Namely, while the master modem is connected directly to a target
electronic device, the slave modem is connected indirectly to the
target electronic device through the master modem. Therefore, the
slave modem has a relatively slower data processing speed because
data communication between the slave modem and the target
electronic device is always performed through the master modem.
Furthermore, a slow response speed of the slave modem in an
Inter-RAT handover may cause a disconnection of data
transmission/reception and thus, disrupt communication with the
MBMM wireless communication apparatus.
SUMMARY OF THE INVENTION
[0007] Aspects of the present invention are to address at least the
above-mentioned problems and/or disadvantages and to provide at
least the advantages described below. Accordingly, an aspect of the
present invention is to provide a MultiBand-MultiMode (MBMM)
wireless communication apparatus that allows all modems to perform
a direct data communication with an electronic device, promptly
responds to Inter-Radio Access Technology (RAT) handover, and
improves efficiencies of an uplink and a downlink.
[0008] Another aspect of the present invention is to provide an
electronic device having the above MBMM wireless communication
apparatus.
[0009] In accordance with an aspect of the present invention, a
wireless communication apparatus is provided. The apparatus
includes a first Radio Frequency (RF) unit for accessing a first
wireless communication network, and for performing a wireless
communication with the first wireless communication network, a
second RF unit for accessing a second wireless communication
network, the second wireless communication network being of a
different access type than the first wireless communication
network, and for performing wireless communication with the second
wireless communication network, an interface unit connected to a
target electronic device, and a switching unit connected to each of
the first and second RF units and for connecting at least one of
the first and second RF units to the interface unit so that at
least one of the first and second RF units communicates with the
target electronic device, wherein the first RF unit selects one of
the first and second RF units according to information regarding a
camping order of the first and second RF units or according to
signal receiving conditions of the first and second RF units, and
wherein the first RF unit controls the switching unit so that the
selected one of the first and second RF units is connected to the
interface unit.
[0010] Other aspects, advantages, and salient features of the
invention will become apparent to those skilled in the art from the
following detailed description, which, taken in conjunction with
the annexed drawings, discloses exemplary embodiments of the
invention.
BRIEF DESCRIPTION OF THE DRAWINGS
[0011] The above and other aspects, features, and advantages of
certain exemplary embodiments of the present invention will be more
apparent from the following description taken in conjunction with
the accompanying drawings, in which:
[0012] FIG. 1 is a block diagram illustrating the configuration of
a MultiBand-MultiMode (MBMM) wireless communication apparatus
according to an exemplary embodiment of the present invention.

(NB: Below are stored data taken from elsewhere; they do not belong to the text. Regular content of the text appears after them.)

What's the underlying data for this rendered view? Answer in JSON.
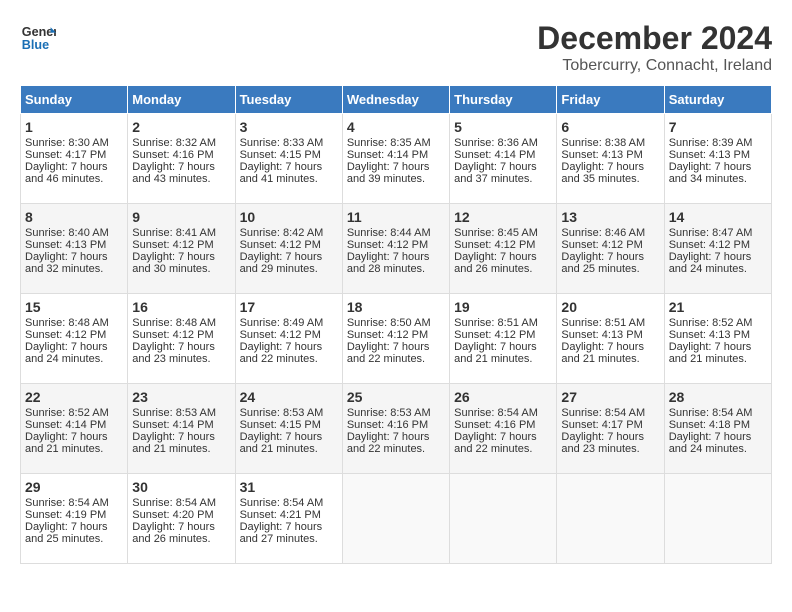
{
  "header": {
    "logo_line1": "General",
    "logo_line2": "Blue",
    "title": "December 2024",
    "subtitle": "Tobercurry, Connacht, Ireland"
  },
  "days_of_week": [
    "Sunday",
    "Monday",
    "Tuesday",
    "Wednesday",
    "Thursday",
    "Friday",
    "Saturday"
  ],
  "weeks": [
    [
      {
        "day": 1,
        "sunrise": "8:30 AM",
        "sunset": "4:17 PM",
        "daylight": "7 hours and 46 minutes."
      },
      {
        "day": 2,
        "sunrise": "8:32 AM",
        "sunset": "4:16 PM",
        "daylight": "7 hours and 43 minutes."
      },
      {
        "day": 3,
        "sunrise": "8:33 AM",
        "sunset": "4:15 PM",
        "daylight": "7 hours and 41 minutes."
      },
      {
        "day": 4,
        "sunrise": "8:35 AM",
        "sunset": "4:14 PM",
        "daylight": "7 hours and 39 minutes."
      },
      {
        "day": 5,
        "sunrise": "8:36 AM",
        "sunset": "4:14 PM",
        "daylight": "7 hours and 37 minutes."
      },
      {
        "day": 6,
        "sunrise": "8:38 AM",
        "sunset": "4:13 PM",
        "daylight": "7 hours and 35 minutes."
      },
      {
        "day": 7,
        "sunrise": "8:39 AM",
        "sunset": "4:13 PM",
        "daylight": "7 hours and 34 minutes."
      }
    ],
    [
      {
        "day": 8,
        "sunrise": "8:40 AM",
        "sunset": "4:13 PM",
        "daylight": "7 hours and 32 minutes."
      },
      {
        "day": 9,
        "sunrise": "8:41 AM",
        "sunset": "4:12 PM",
        "daylight": "7 hours and 30 minutes."
      },
      {
        "day": 10,
        "sunrise": "8:42 AM",
        "sunset": "4:12 PM",
        "daylight": "7 hours and 29 minutes."
      },
      {
        "day": 11,
        "sunrise": "8:44 AM",
        "sunset": "4:12 PM",
        "daylight": "7 hours and 28 minutes."
      },
      {
        "day": 12,
        "sunrise": "8:45 AM",
        "sunset": "4:12 PM",
        "daylight": "7 hours and 26 minutes."
      },
      {
        "day": 13,
        "sunrise": "8:46 AM",
        "sunset": "4:12 PM",
        "daylight": "7 hours and 25 minutes."
      },
      {
        "day": 14,
        "sunrise": "8:47 AM",
        "sunset": "4:12 PM",
        "daylight": "7 hours and 24 minutes."
      }
    ],
    [
      {
        "day": 15,
        "sunrise": "8:48 AM",
        "sunset": "4:12 PM",
        "daylight": "7 hours and 24 minutes."
      },
      {
        "day": 16,
        "sunrise": "8:48 AM",
        "sunset": "4:12 PM",
        "daylight": "7 hours and 23 minutes."
      },
      {
        "day": 17,
        "sunrise": "8:49 AM",
        "sunset": "4:12 PM",
        "daylight": "7 hours and 22 minutes."
      },
      {
        "day": 18,
        "sunrise": "8:50 AM",
        "sunset": "4:12 PM",
        "daylight": "7 hours and 22 minutes."
      },
      {
        "day": 19,
        "sunrise": "8:51 AM",
        "sunset": "4:12 PM",
        "daylight": "7 hours and 21 minutes."
      },
      {
        "day": 20,
        "sunrise": "8:51 AM",
        "sunset": "4:13 PM",
        "daylight": "7 hours and 21 minutes."
      },
      {
        "day": 21,
        "sunrise": "8:52 AM",
        "sunset": "4:13 PM",
        "daylight": "7 hours and 21 minutes."
      }
    ],
    [
      {
        "day": 22,
        "sunrise": "8:52 AM",
        "sunset": "4:14 PM",
        "daylight": "7 hours and 21 minutes."
      },
      {
        "day": 23,
        "sunrise": "8:53 AM",
        "sunset": "4:14 PM",
        "daylight": "7 hours and 21 minutes."
      },
      {
        "day": 24,
        "sunrise": "8:53 AM",
        "sunset": "4:15 PM",
        "daylight": "7 hours and 21 minutes."
      },
      {
        "day": 25,
        "sunrise": "8:53 AM",
        "sunset": "4:16 PM",
        "daylight": "7 hours and 22 minutes."
      },
      {
        "day": 26,
        "sunrise": "8:54 AM",
        "sunset": "4:16 PM",
        "daylight": "7 hours and 22 minutes."
      },
      {
        "day": 27,
        "sunrise": "8:54 AM",
        "sunset": "4:17 PM",
        "daylight": "7 hours and 23 minutes."
      },
      {
        "day": 28,
        "sunrise": "8:54 AM",
        "sunset": "4:18 PM",
        "daylight": "7 hours and 24 minutes."
      }
    ],
    [
      {
        "day": 29,
        "sunrise": "8:54 AM",
        "sunset": "4:19 PM",
        "daylight": "7 hours and 25 minutes."
      },
      {
        "day": 30,
        "sunrise": "8:54 AM",
        "sunset": "4:20 PM",
        "daylight": "7 hours and 26 minutes."
      },
      {
        "day": 31,
        "sunrise": "8:54 AM",
        "sunset": "4:21 PM",
        "daylight": "7 hours and 27 minutes."
      },
      null,
      null,
      null,
      null
    ]
  ]
}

[0013] FIG. 2 is a block diagram illustrating the configuration of
a Long Term Evolution (LTE) Radio Frequency (RF) unit according to
an exemplary embodiment of the present invention.

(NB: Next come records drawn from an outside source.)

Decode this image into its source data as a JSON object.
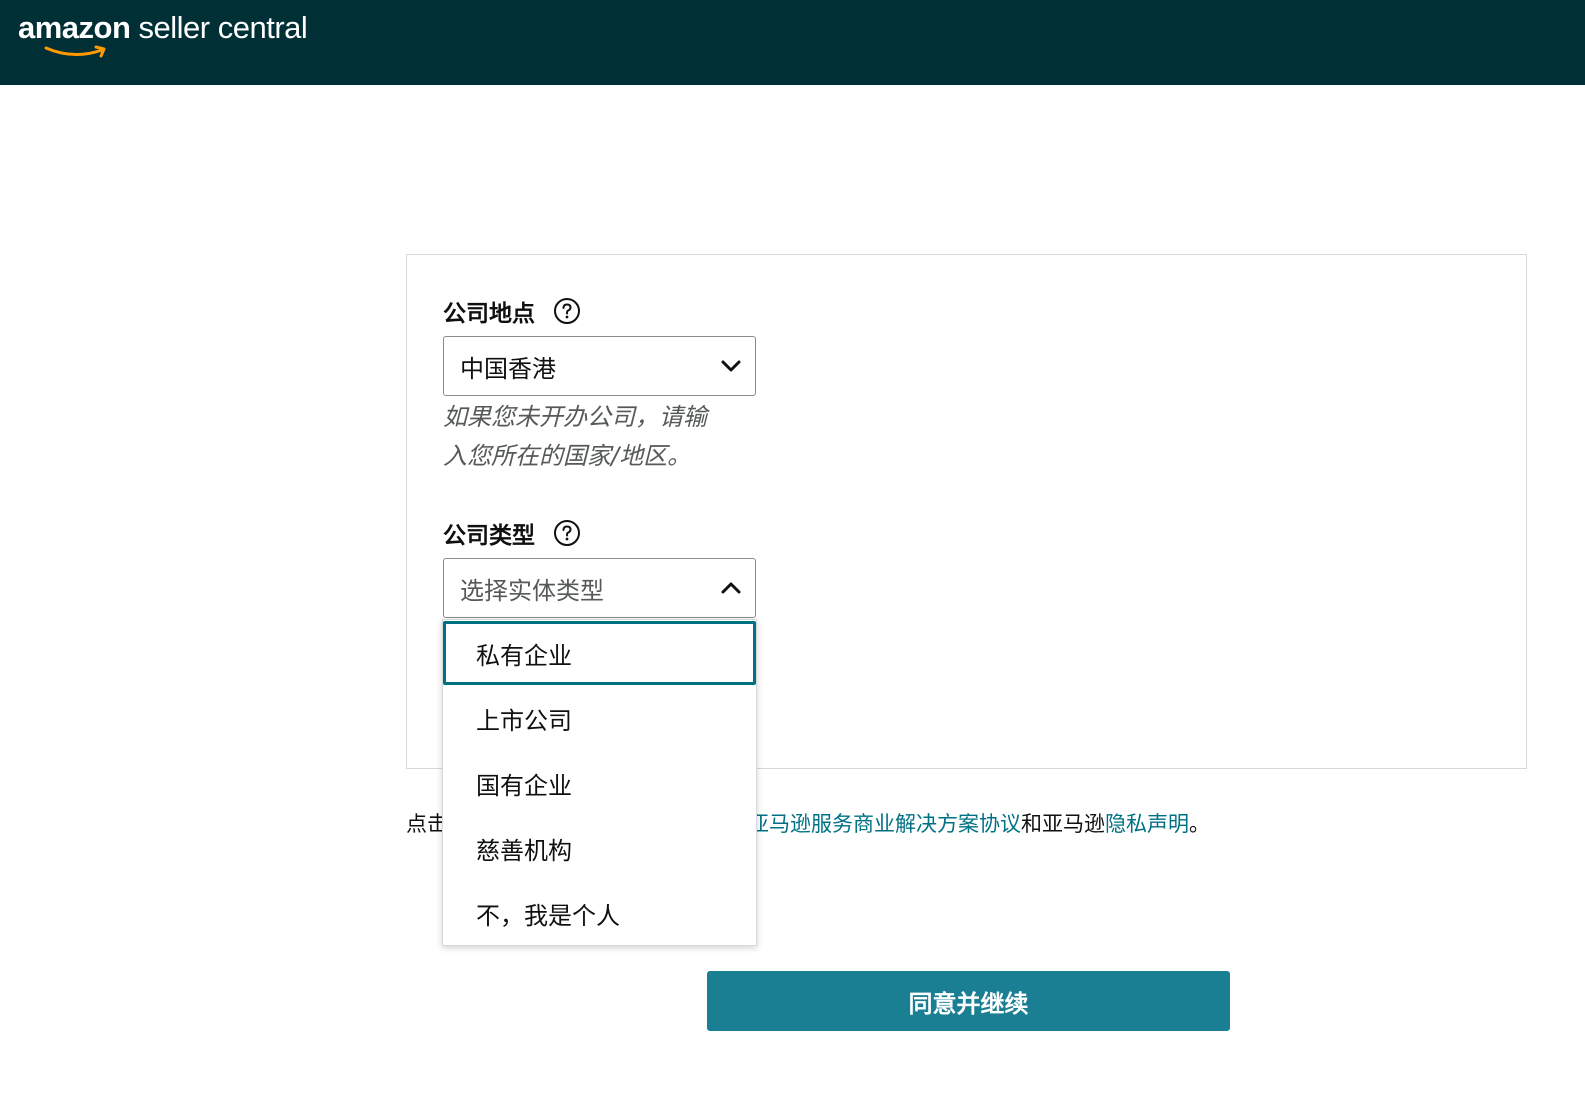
{
  "header": {
    "logo_brand": "amazon",
    "logo_suffix": " seller central",
    "logo_icon": "amazon-smile-icon"
  },
  "form": {
    "location": {
      "label": "公司地点",
      "help_icon": "question-circle-icon",
      "selected_value": "中国香港",
      "chevron_icon": "chevron-down-icon",
      "hint_line1": "如果您未开办公司，请输",
      "hint_line2": "入您所在的国家/地区。"
    },
    "company_type": {
      "label": "公司类型",
      "help_icon": "question-circle-icon",
      "placeholder": "选择实体类型",
      "chevron_icon": "chevron-up-icon",
      "options": [
        {
          "label": "私有企业",
          "highlighted": true
        },
        {
          "label": "上市公司",
          "highlighted": false
        },
        {
          "label": "国有企业",
          "highlighted": false
        },
        {
          "label": "慈善机构",
          "highlighted": false
        },
        {
          "label": "不，我是个人",
          "highlighted": false
        }
      ]
    }
  },
  "agreement": {
    "prefix_visible": "点击",
    "link_agreement": "亚马逊服务商业解决方案协议",
    "joiner": "和亚马逊",
    "link_privacy": "隐私声明",
    "suffix": "。"
  },
  "submit": {
    "label": "同意并继续"
  },
  "colors": {
    "header_bg": "#002f36",
    "button_bg": "#1a7f92",
    "link": "#007185",
    "focus_border": "#007185"
  }
}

[0014] FIG. 3 is a block diagram illustrating the configuration of
a MBMM wireless communication apparatus according to another
exemplary embodiment of the present invention.
[0015] FIG. 4 is a block diagram illustrating the configuration of
a MBMM wireless communication apparatus according to still another
exemplary embodiment of the present invention.

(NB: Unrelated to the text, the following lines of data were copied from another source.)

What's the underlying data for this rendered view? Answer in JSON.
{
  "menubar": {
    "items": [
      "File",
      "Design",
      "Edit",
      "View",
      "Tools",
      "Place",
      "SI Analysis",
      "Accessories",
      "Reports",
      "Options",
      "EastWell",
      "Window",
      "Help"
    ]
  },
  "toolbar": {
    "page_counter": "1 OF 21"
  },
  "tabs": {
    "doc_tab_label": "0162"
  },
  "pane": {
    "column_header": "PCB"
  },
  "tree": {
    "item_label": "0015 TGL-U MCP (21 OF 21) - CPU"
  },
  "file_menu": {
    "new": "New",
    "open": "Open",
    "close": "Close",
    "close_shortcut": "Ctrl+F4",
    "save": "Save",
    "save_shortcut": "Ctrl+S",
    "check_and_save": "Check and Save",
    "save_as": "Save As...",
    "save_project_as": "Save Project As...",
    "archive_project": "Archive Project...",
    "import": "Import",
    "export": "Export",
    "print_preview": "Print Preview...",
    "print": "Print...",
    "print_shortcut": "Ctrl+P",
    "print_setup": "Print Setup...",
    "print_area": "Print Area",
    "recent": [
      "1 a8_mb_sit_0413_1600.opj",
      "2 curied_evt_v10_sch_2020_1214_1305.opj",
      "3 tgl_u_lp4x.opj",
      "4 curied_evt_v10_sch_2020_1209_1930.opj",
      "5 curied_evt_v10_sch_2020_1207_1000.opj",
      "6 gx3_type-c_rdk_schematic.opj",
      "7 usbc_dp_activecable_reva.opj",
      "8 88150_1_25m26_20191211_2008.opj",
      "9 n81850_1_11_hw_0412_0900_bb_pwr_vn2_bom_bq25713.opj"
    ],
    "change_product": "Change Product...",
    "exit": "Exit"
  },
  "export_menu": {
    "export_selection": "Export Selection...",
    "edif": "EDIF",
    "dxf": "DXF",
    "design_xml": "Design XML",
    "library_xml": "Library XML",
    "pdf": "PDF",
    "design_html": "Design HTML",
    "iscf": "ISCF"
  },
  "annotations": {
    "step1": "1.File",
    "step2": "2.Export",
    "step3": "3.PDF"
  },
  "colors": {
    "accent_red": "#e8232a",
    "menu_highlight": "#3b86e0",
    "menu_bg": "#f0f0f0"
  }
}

[0016] FIG. 5 is a block diagram illustrating the configuration of
a MBMM wireless communication apparatus according to yet another
exemplary embodiment of the present invention.
[0017] FIG. 6 is a block diagram illustrating the configuration of
an electronic device according to an exemplary embodiment of the
present invention.
[0018] Throughout the drawings, it should be noted that like
reference numbers are used to depict the same or similar elements,
features, and structures.
DETAILED DESCRIPTION OF EXEMPLARY EMBODIMENTS
[0019] The following description with reference to the accompanying
drawings is provided to assist in a comprehensive understanding of
exemplary embodiments of the invention as defined by the claims and
their equivalents. It includes various specific details to assist
in that understanding but these are to be regarded as merely
exemplary. Accordingly, those of ordinary skill in the art will
recognize that various changes and modifications of the embodiments
described herein can be made without departing from the scope and
spirit of the invention. In addition, descriptions of well-known
functions and constructions may be omitted for clarity and
conciseness.
[0020] The terms and words used in the following description and
claims are not limited to the bibliographical meanings, but, are
merely used by the inventor to enable a clear and consistent
understanding of the invention. Accordingly, it should be apparent
to those skilled in the art that the following description of
exemplary embodiments of the present invention is provided for
illustration purpose only and not for the purpose of limiting the
invention as defined by the appended claims and their
equivalents.
[0021] It is to be understood that the singular forms "a," "an,"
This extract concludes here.